Пауль оставил федайкина у входа, а сам зашагал к месту, какое было в каждой подобной пещере, у подземного водохранилища. Там, в прочной камере, содержали небольшого – не длиннее девяти метров – Шаи‑Хулуда. Окружавшие червя каналы с водой не давали ему ни расти, ни бежать. Податель, как только отделялся от «маленьких», всеми силами избегал воды – для него это был яд. А утопление Подателя – величайший секрет фрименов, так как при этом выделялось вещество, объединявшее их, – Вода Жизни, яд, преобразовать который могла только Преподобная Мать.

Решение пришло к Паулю, когда он столкнулся со смертельной опасностью, грозившей матери. Ни одна из временных линий, виденных им, не содержала угрозы от Гурни Халлека.
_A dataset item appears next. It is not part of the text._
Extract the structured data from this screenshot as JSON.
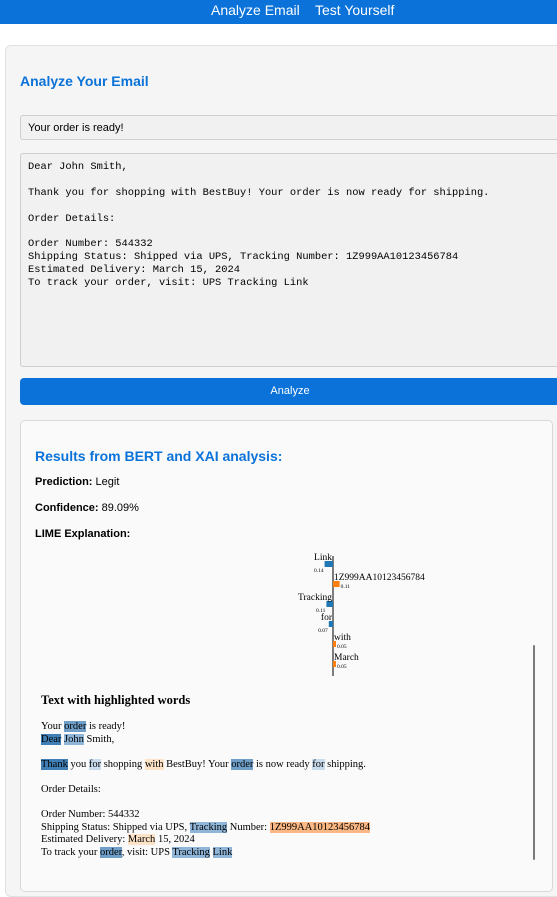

Будущее – туманное, темное будущее, в котором Вселенная неслась в кипящий водоворот, – окружало его, словно пелена призрачного мира.

Я должен видеть , повторял он.

К этому времени его организм уже выработал некоторый иммунитет к Пряности, и пророческие видения все реже посещали его… и были они все более смутными. Решение казалось очевидным.

Я сам утоплю червя. И тогда мы увидим, действительно ли я – Квисатц Хадерах, способный пережить испытание, которому подвергаются Преподобные Матери.